Learned senior counsel for the respondent candidate contended that case of the first respondent before the High Court came within the exceptions noted by this Court in M.S. Gill's case (supra) which permits filing of a writ petition under Article 226 of the Constitution in certain exceptional cases. He contended that the facts in this case also show that but for the intervention of the High Court the progress in the election would have been stalled. With due respect to learned counsel we do not agree with this argument because by not allotting a symbol claimed by the first respondent the Returning Officer has not stalled or stopped the progress of the election. Said respondent has been treated as an independent candidate and he is permitted to contest with a symbol assigned to him as an independent candidate, and consequently there is no question of stalling the election. His grievance as to such non- allotment of the symbol will have to be agitated in an election petition (if need be) as held in S.T.Muthuswami (supra).

Learned counsel then contended that non-allotment of a symbol which the first respondent was legally entitled to would not be a ground of challenge available to him in the election petition under section 100 of the Representation of the People Act, 1951 therefore the High Court is justified in entertaining the petition. We do not think this argument of learned counsel is correct because as has been held by this Court in M.S. Gill's case (supra) sub-clause 4 of section 100(1)(d) of the Representation of the People Act, 1951 is widely worded residual clause which this Court in the said judgment of M.S. Gill case termed as "catch all clause". It is further stated in the said judgment that the said section has been added to absolve everything left over and the same is exhaustive of all grievances regarding an election, hence, in our opinion this argument of learned counsel for the first respondent should also fail.

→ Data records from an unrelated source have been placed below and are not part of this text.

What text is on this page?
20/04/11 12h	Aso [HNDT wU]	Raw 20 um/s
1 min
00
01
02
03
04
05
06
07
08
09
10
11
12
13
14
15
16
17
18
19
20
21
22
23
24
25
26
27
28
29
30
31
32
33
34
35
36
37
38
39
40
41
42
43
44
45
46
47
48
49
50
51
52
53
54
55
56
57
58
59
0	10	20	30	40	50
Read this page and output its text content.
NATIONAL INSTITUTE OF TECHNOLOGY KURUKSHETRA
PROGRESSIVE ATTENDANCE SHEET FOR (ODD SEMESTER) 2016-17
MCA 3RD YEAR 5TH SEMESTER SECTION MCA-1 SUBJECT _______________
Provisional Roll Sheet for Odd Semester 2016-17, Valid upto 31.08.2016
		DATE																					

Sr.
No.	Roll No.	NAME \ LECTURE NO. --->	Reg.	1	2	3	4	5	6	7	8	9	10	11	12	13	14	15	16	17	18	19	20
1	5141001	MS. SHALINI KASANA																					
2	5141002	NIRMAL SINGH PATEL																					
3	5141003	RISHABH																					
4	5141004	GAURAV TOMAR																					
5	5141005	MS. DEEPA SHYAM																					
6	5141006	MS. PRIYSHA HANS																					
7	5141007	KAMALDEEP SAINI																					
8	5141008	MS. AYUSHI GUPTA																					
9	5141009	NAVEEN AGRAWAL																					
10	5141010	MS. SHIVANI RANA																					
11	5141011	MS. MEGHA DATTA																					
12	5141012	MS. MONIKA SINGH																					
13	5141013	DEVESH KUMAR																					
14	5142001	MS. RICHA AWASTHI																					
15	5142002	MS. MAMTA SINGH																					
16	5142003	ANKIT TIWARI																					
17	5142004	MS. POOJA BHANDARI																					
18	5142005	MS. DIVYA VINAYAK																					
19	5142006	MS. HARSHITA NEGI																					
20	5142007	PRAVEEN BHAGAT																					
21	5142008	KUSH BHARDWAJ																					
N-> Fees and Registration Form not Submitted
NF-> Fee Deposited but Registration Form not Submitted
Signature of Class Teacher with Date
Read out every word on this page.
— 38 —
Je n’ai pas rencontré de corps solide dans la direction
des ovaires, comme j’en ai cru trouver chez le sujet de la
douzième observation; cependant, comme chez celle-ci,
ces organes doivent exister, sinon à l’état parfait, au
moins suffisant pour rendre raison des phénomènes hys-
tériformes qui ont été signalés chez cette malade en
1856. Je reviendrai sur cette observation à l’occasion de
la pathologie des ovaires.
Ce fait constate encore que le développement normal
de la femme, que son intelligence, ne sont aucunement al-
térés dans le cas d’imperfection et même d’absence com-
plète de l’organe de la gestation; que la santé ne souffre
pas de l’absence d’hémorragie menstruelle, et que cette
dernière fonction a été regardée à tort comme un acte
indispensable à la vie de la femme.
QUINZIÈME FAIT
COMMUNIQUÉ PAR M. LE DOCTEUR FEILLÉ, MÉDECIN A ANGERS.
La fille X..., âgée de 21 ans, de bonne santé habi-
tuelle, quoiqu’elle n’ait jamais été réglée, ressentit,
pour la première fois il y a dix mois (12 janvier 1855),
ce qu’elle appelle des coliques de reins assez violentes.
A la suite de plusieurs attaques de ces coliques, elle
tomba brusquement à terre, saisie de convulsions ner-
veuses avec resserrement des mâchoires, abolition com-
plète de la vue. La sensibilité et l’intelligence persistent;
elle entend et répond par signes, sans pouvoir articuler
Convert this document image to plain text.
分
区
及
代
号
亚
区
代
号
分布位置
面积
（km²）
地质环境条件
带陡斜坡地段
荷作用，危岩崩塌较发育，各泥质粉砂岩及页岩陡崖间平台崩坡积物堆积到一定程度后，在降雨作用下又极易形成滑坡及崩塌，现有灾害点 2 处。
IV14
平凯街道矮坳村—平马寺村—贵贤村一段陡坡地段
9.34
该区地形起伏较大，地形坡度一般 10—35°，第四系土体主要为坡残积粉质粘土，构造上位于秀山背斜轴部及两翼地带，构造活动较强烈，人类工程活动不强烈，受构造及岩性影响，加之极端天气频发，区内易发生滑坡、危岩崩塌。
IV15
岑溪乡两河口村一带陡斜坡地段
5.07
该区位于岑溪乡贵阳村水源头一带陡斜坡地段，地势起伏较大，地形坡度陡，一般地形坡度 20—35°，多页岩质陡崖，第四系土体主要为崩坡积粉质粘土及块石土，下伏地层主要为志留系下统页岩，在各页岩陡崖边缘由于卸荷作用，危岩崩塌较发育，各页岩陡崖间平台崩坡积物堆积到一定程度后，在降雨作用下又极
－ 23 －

The next argument of learned counsel for the respondent is that as per the provisions of section 36 of the R.P. Act, Rule 4 of the Conduct of Elections Rules, 1961 and Clause 30 of the Election Symbols (Reservation and Allotment) Order, 1968, the omissions found by the Returning Officer in Form B filed by the respondent herein are all curable irregularities and are not defects of substantial nature, calling for rejection of the nomination paper. We think these arguments based on the provisions of the statutes, Rules and Orders are all arguments which can be addressed in a properly constituted election petition, if need be, and cannot be a ground for setting aside the order of the Returning Officer which is prima facie just and proper in our opinion.

We are not recording any conclusive opinion in regard to the applicability of the above statute, Rules and Orders because, as stated above, it is a matter to be decided in an election petition.

Suffice it to say that the High Court on facts of this case, could not have interfered with the decision of the Returning Officer to reject Form B filed by the first respondent.

For the reasons stated above, this appeal succeeds and the same is allowed, setting aside the impugned order of the High Court.

In view of the above decision of ours, we think nothing survives in the Writ Petition No. 6653/2004 titled K.S.Rathnam hence, we dismiss the same also.